Nokia never released phones in the 4xxx series (4000, 4100, etc.) because the number 4 is considered unlucky in many East Asian cultures - it sounds similar to the word for 'death' in Chinese, Japanese, Korean, and Vietnamese. While Nokia models like the 3410 and 7650 contained the digit 4 in other positions, the company avoided using 4 as the leading digit until 2019, when they finally released the Nokia 4.2.
Why Nokia Skipped the 4000 Series Phone Models
Walk into any phone museum or browse through Nokia's extensive product history, and you'll notice something peculiar: there's a conspicuous gap in their numbering system. While the Finnish giant released phones in the 1000, 2000, 3000, 5000, 6000, 7000, and even 8000 series, the 4000 series is entirely absent. This wasn't an oversight—it was a deliberate business decision driven by one of Asia's most powerful superstitions.
The number 4 is considered deeply unlucky across East Asian cultures, a phenomenon known as tetraphobia. In Mandarin Chinese, the word for "four" (四, sì) sounds remarkably similar to the word for "death" (死, sǐ). This ominous connection extends to Japanese (shi), Korean (sa), and Vietnamese (tứ), where the phonetic resemblance creates the same unsettling association.
A Business Decision Worth Millions
For Nokia, which dominated the mobile phone market throughout the 1990s and 2000s, Asian markets represented enormous revenue potential. Alienating millions of customers over a number was simply not worth the risk. The company made the strategic choice to skip the entire 4xxx series rather than risk sales in regions where consumers might avoid products with that designation.
But Nokia's avoidance strategy had limits. Models like the iconic Nokia 3410, the 6210, and the 7650 all featured the digit 4—just not as the leading number. The taboo centered specifically on 4 as the primary identifier, the most prominent position in the model name.
Breaking the Curse
In 2019, everything changed. At Mobile World Congress, Nokia announced the Nokia 4.2, marking the first time the company used 4 as the leading designation. By this point, HMD Global had taken over Nokia's phone operations, and the mobile landscape had transformed entirely. Smartphones had replaced feature phones, and Nokia's market position had shifted dramatically.

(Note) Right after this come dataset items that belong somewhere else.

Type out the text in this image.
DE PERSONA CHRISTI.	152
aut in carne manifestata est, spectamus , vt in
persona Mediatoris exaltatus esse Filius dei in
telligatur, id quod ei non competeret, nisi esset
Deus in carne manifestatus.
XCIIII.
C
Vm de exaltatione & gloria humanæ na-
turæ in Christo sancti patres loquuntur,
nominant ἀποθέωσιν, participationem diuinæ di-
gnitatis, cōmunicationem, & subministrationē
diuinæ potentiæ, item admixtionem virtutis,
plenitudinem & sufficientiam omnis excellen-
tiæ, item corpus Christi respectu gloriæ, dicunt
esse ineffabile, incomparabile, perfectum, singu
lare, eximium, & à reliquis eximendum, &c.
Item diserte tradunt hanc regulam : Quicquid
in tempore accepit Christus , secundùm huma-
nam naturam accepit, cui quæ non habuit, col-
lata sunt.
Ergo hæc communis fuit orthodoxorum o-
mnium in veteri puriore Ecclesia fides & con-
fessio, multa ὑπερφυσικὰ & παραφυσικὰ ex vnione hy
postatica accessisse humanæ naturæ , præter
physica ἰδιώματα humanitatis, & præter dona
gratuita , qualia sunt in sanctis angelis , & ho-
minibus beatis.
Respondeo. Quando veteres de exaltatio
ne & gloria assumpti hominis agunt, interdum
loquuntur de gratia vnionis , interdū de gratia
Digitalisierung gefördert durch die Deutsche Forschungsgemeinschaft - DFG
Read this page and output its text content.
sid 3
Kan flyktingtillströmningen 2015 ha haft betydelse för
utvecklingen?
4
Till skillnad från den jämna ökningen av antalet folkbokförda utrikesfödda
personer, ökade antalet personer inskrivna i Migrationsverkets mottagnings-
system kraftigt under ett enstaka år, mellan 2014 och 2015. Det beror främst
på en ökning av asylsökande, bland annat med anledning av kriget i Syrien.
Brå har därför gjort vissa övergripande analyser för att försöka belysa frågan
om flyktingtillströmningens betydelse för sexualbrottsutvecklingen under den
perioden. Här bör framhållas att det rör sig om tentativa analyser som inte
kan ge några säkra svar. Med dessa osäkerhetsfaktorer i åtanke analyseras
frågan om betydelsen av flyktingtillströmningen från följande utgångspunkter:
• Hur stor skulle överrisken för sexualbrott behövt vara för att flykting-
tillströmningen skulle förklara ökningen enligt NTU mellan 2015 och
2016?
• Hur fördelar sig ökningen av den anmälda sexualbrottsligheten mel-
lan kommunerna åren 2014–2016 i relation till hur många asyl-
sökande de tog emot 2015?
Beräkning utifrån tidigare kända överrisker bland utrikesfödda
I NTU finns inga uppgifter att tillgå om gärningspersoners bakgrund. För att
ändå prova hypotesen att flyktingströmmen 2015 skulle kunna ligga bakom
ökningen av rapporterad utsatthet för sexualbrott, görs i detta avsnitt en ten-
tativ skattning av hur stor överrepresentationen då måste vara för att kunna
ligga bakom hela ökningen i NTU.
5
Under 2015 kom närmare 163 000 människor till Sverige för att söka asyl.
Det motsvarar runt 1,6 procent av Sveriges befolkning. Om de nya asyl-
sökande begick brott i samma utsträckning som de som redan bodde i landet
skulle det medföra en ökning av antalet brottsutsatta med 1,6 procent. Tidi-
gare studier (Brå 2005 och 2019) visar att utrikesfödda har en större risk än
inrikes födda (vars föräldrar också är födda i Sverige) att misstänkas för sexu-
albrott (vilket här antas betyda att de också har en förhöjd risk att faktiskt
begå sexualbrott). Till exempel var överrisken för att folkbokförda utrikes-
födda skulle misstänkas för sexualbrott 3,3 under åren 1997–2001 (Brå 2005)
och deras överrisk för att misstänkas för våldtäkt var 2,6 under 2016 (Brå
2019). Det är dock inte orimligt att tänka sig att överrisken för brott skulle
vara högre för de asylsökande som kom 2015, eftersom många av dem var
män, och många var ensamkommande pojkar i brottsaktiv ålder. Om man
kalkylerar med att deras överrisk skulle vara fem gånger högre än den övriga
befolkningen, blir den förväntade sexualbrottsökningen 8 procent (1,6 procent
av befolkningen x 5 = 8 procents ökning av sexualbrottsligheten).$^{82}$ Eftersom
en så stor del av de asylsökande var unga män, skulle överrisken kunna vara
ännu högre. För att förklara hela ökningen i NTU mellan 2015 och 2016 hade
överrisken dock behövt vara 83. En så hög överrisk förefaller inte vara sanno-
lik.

The decision to finally embrace the number 4 likely reflected changing market dynamics and a different calculus about superstition versus product naming consistency. In the modern smartphone era, where decimal-point numbering (4.2, 5.3, etc.) has become standard, avoiding the digit 4 entirely would have been increasingly awkward.
The Broader Impact of Tetraphobia
Nokia wasn't alone in accommodating this superstition.
- Canon similarly avoided 4-series designations for cameras sold in Asian markets
- Many buildings in East Asia skip the 4th floor entirely, jumping from 3 to 5
- Hospital rooms, apartment numbers, and product serial numbers often omit the digit
- Some airlines avoid having a row 4 or gate 4
Even Nokia's Symbian operating system, used in their Series 60 platform, skipped version 4. This pattern extended back to when Symbian was still called EPOC and owned by Psion—there was no Psion Series 4 either, described as "a polite gesture to Asian customers."
The influence of cultural superstitions on global business decisions reveals how companies must navigate not just technical specifications and market segments, but also the deep-seated beliefs of their customers. For decades, Nokia's missing 4xxx series stood as a testament to the power of tetraphobia—and to the lengths corporations will go to respect local customs in pursuit of market share.